Indiana ranked 6th out of 10 states in the intensity of pesticide use which is reasonable considering Indiana is an agricultural state, but could be doing a lot more to reduce its reliance on conventional pesticide use.

Metric 2: Percent of Pesticide Impaired Waters

Definition and Justification

Pursuant to section 303(d) of the Clean Water Act, states must submit comprehensive water quality assessments to the EPA every two years delineating impaired waters based on various categories of potential use. States also list, in varying degrees of detail, the source pollutant(s) for each impaired water. An efficient measurement of a state’s sustainability in terms of its pesticide use is the percentage of impaired waters with pesticides as the main source pollutant.

Methodology

The data for this metric come from each state’s respective comprehensive water quality assessments submitted to the EPA pursuant to the Clean Water Act.
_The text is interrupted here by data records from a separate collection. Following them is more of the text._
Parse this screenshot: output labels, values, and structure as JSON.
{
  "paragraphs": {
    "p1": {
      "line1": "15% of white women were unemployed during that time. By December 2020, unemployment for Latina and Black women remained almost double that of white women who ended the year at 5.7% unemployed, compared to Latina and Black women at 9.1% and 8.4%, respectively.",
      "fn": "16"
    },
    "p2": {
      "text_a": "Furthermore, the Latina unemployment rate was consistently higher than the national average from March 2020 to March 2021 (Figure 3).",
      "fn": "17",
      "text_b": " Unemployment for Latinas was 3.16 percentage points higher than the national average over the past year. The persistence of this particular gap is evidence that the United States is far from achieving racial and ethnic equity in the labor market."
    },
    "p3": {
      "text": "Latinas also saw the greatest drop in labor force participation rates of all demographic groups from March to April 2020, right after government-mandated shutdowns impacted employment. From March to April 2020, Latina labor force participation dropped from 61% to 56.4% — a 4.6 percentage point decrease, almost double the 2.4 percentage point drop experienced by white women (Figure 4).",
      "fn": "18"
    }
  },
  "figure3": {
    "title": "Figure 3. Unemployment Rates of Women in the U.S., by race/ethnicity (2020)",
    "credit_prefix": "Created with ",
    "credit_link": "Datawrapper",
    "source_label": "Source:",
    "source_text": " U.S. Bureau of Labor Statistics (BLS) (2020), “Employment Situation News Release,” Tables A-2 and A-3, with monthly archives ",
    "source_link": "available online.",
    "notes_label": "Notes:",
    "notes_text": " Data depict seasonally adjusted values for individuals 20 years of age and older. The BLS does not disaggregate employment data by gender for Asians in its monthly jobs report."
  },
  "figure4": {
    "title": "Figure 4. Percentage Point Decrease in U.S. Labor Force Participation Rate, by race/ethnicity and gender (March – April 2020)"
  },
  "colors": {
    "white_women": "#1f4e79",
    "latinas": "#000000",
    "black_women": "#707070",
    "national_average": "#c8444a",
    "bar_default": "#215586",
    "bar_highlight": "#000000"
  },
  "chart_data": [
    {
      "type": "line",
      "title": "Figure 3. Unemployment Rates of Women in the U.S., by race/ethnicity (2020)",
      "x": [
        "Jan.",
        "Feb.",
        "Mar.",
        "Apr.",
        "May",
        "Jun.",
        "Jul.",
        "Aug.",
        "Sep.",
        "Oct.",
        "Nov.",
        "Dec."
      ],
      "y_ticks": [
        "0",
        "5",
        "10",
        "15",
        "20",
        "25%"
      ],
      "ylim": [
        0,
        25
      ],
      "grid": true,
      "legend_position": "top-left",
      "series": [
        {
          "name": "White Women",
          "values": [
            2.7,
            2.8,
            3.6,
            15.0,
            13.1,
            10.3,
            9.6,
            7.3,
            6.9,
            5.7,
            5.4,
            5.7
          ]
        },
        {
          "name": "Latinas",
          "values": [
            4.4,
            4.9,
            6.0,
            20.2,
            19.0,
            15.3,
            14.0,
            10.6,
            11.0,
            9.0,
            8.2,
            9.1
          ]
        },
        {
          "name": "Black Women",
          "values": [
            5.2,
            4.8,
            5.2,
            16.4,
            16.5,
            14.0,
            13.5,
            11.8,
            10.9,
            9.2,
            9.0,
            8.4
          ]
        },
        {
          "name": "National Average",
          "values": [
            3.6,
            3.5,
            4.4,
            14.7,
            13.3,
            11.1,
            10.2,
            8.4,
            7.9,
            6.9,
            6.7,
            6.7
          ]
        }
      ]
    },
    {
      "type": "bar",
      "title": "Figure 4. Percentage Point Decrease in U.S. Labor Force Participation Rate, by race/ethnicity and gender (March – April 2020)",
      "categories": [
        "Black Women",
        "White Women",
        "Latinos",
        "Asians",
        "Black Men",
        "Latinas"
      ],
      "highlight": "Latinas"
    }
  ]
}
We used the EPA Water Quality Assessments and Total Maximum Daily Loads (TMDLs) database to search previous 303(d) lists which are not as recent as possible but are more consistent and available than state published resources. The final figure is calculated by dividing each state’s miles of pesticide impaired waters by the total miles of impaired waters to yield an initial percentage and then dividing each state’s total miles squared of pesticide impaired waters by their total miles squared of impaired waters to yield a second percentage-then adding the two percentages together for a final sum.

Results

Rather than basing the metric on the total miles and total miles squared of pesticide impaired, we based it on the amount of pesticide impaired waters as a percentage of a state’s total impaired waters–in this way the metric avoids unfair bias towards states with more or fewer miles of water than others.  Accounting for that, West Virginia and Kentucky rank 1st and 2nd (West Virginia ranks first based on the larger denominator of potentially impaired waters). This makes sense as both Kentucky and West Virginia are mining states, rather than farming. Indiana ranks 3rd as they report only one pesticide contaminated water body since 2008.  While only 0.05 percent of Michigan’s rivers and streams (miles) are pesticide-impaired, Michigan ranks 10th by a large margin due to the 34,392.1 miles squared of Great Lakes contaminated with chlordane. Illinois also encounters this same problem as it shares borders with Great Lakes.